How Do You Fire a Friend?


Unless you strictly work from home, chances are you have made some ‘work friends’ with whom you can eat lunch and share opinions. It’s great to come to work and feel comfortable with the people you work with and it goes hand in hand with morale.

It’s also very important as a manager that you have a good relationship with your staff. One of the pitfalls of being a new manager, especially if you are in the trenches with your staff and not alone in your office all day, is that you begin to develop deeper relationships. You become Facebook friends, you go out for Friday afternoon drinks, and you meet up on weekends and get to know their families. All of this is great, if your staff is meeting the standards you have set forth. But, what happens when you have to take disciplinary action against a friend? This has been an ongoing dilemma for me, as the ‘friendly’ boss I have gotten to know my employees on a personal level.

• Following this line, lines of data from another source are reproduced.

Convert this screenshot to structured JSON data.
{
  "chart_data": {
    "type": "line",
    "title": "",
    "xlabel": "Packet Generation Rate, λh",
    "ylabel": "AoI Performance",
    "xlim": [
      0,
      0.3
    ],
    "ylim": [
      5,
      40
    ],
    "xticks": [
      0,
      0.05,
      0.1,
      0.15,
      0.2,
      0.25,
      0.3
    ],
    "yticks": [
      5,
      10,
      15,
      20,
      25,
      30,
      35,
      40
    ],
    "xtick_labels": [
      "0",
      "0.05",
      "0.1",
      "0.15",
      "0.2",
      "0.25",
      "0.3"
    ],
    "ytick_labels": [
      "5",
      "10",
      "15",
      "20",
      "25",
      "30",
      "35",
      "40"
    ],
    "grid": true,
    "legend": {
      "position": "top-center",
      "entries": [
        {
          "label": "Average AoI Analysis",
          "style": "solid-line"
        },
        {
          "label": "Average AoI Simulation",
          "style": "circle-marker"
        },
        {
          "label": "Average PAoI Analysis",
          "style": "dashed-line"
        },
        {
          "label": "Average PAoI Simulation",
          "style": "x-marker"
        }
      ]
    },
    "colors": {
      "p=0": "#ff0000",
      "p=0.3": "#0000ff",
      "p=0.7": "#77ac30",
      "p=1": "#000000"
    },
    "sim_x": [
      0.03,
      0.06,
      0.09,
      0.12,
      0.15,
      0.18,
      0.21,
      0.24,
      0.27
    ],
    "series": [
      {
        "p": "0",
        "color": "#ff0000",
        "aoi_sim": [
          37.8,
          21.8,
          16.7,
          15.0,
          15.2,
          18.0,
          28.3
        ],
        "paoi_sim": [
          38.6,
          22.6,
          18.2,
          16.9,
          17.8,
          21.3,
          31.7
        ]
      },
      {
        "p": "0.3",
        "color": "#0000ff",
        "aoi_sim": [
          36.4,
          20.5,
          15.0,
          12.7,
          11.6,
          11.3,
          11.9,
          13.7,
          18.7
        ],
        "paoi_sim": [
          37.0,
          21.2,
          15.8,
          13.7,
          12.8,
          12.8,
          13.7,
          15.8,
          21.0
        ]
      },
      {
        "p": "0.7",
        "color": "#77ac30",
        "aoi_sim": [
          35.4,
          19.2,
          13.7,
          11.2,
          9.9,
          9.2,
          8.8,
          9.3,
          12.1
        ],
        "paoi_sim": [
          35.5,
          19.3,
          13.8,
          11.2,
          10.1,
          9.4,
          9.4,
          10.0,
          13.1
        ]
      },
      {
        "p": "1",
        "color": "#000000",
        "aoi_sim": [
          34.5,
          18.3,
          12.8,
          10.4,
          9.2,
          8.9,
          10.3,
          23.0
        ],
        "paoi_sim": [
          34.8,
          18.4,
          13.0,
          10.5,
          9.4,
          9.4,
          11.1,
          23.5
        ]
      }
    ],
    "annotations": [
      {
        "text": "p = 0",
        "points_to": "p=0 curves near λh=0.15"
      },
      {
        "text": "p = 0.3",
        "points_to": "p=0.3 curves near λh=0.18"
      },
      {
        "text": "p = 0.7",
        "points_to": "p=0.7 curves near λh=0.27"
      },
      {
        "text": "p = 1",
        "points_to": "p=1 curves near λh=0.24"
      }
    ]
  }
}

Recently, a young staff member began to slack on her work performance. We had mini-meetings where I tried to influence her and give her the resources she needed to get back on track. We developed training and manuals. I reminded her of her job description and that she was the face of our office. Yet through all of my efforts, she was still procrastinating on her work duties. I would walk by her desk and she would be watching movies or talking on her phone.

Yes, I’m the cool boss. No, I don’t care if you have free time and want to entertain yourself. But soon, the complaints began to pile up and the execs wanted answers. I went to her and explained the situation she was putting me in and how her lack of accountability was affecting her standing. I thought that by conveying this sense of urgency to her, she would see the error of her ways.

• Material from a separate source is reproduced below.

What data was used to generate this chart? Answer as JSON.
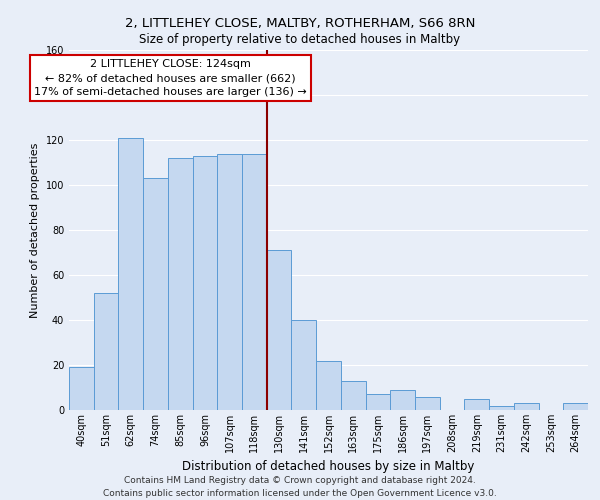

She didn't.  It wasn't long before she was placed on a performance improvement plan. Surely, I thought, this will open her eyes to the problem and she will strive to improve. She didn't.  Together we talked with the execs who also clarified their concerns. She must be willing to listen to them! She didn't.

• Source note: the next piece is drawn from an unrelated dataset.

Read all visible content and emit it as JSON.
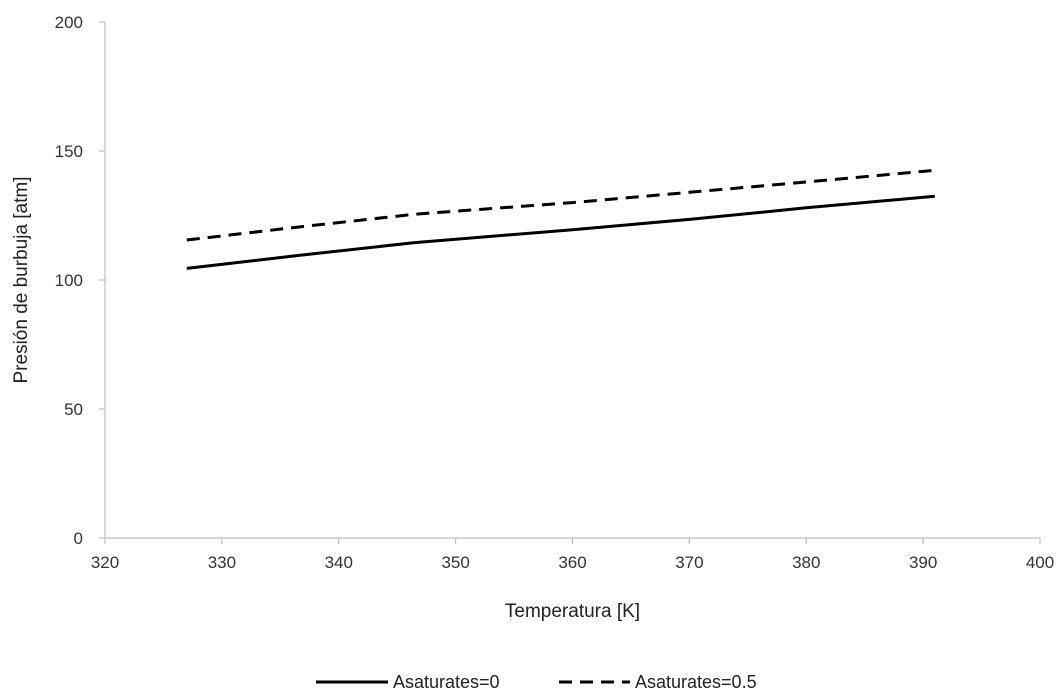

The trend continued until a decision had to be made. I had to recommend her termination and it left such a deep pit in my stomach that I haven’t quite crawled out yet. She was a friend, I knew her family, we had a relationship beyond work, but as a manager I couldn't let that influence me into letting her slack on the job or continuously make excused for her low performance.

In the weeks following her termination, we haven’t spoken, and that made me realize one other important thing – we weren't really good friends. If we had been, she would have not have put me in that situation. Even though I have to work a little harder until we find a new hire and I may have severed a bridge, I feel a 100% that I made the right decision. I closed the door on a person who was taking advantage of our ‘friendship’ and realized that as a manager I have to be as unbiased as possible regarding work performance.

I plan to continue being the cool boss, but I won’t make the mistake of putting my own reputation on the line for a person who obviously doesn't value my position or hold themselves accountable in the workplace.